Talvez um dos mais românticos e característicos elementos da cultura americana sejam as ferrovias que cruzam o país, levando pessoas de um lado a outro. Ideal para os que não têm a paciência para longas viagens de carro, mas também não estão com pressa suficiente que justifique pegar um avião, ou simplesmente para aqueles que desejam viajar admirando a paisagem com tranqüilidade. As estradas de ferro foram as grandes responsáveis pela expansão do país e colonização dos territórios do oeste americano. Mas elas também guardam suas histórias de terror e sangue: durante quase dois anos um assassino usou os trens para se deslocar de uma cidade para outra, deixando suas vítimas para trás, desaparecendo antes do amanhecer.

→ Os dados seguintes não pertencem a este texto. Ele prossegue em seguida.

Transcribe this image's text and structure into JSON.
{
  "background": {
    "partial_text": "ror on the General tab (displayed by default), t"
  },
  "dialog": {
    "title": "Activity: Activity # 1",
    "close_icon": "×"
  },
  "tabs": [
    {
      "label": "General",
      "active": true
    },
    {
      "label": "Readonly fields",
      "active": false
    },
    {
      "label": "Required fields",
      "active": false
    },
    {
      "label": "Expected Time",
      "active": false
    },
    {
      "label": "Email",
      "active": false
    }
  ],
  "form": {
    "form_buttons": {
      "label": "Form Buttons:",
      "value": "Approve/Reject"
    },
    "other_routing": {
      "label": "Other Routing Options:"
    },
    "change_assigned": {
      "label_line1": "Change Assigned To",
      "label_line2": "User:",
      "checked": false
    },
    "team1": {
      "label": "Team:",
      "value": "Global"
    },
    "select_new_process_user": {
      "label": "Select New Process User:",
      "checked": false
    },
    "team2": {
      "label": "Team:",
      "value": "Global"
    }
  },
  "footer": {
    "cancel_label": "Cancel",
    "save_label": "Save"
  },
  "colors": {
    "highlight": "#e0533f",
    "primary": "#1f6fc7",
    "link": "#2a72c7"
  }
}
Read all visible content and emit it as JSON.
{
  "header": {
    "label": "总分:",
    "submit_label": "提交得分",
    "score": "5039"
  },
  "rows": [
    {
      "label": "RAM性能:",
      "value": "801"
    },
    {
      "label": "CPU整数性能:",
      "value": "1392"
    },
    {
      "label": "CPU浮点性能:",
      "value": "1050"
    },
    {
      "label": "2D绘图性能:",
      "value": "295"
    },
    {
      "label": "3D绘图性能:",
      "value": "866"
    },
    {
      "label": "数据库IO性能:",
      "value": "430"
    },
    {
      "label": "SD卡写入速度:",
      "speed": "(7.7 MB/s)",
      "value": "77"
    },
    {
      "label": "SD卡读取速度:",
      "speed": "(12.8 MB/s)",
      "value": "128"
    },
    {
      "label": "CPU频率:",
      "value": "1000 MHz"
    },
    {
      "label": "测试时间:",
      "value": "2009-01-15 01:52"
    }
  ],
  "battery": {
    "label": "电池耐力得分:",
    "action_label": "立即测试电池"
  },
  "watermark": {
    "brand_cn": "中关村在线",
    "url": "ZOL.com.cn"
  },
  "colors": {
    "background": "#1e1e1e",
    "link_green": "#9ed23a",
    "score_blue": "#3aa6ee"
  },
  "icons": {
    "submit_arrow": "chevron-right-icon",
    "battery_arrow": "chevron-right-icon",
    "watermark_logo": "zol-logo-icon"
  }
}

Sua forma de agir era sempre a mesma, viajava de forma clandestina, atacava suas vítimas nas proximidades e desaparecia, novamente entrando clandestinamente num trem que estivesse saindo. Com esse modo simples de agir, Angel Maturino Resendez, de 39 anos, conseguiu iludir toda a polícia estadual e uma divisão especial do FBI, sendo preso somente no início de julho de 1999, graças a obstinação de um patrulheiro do Texas.
Aquele que ficou conhecido como o "Assassino da Estrada de Ferro", era um imigrante ilegal, que entrou nos EUA pela fronteira com o México, cometeu a maioria de seus crimes na região central do Texas, mas há suspeitas de que possa ter feito vítimas em Kentucky e Illinois. Comparado a outros serial killers, Angel Resendez parecia sempre apresentar um motivo para seus crimes (bebida, drogas, um lugar para se esconder, mas principalmente por dinheiro). Estuprou algumas de suas vítimas, mas isso, segundo o traçador de perfis do FBI, John Douglas, apresentava um caráter secundário em seus atos. Segundo Douglas, Resendez era um criminoso confuso e desorganizado, que não apresentava planejamento de seus crimes nem de suas fugas. Mas isso acabou trabalhando a seu favor: como entrava em qualquer trem que estivesse partindo, nem o próprio Resendez sabia para onde estava indo, dessa forma ficava difícil seguir sua pista. Apesar disso, Resendez, como todo assassino em série também tinha sua "assinatura": suas vítimas eram sempre encontradas próximo aos trilhos dos trens e as armas usadas eram as que estivessem mais próximas (garrafas quebradas, estiletes, entre outros), sendo, em geral, abandonadas no local do crime.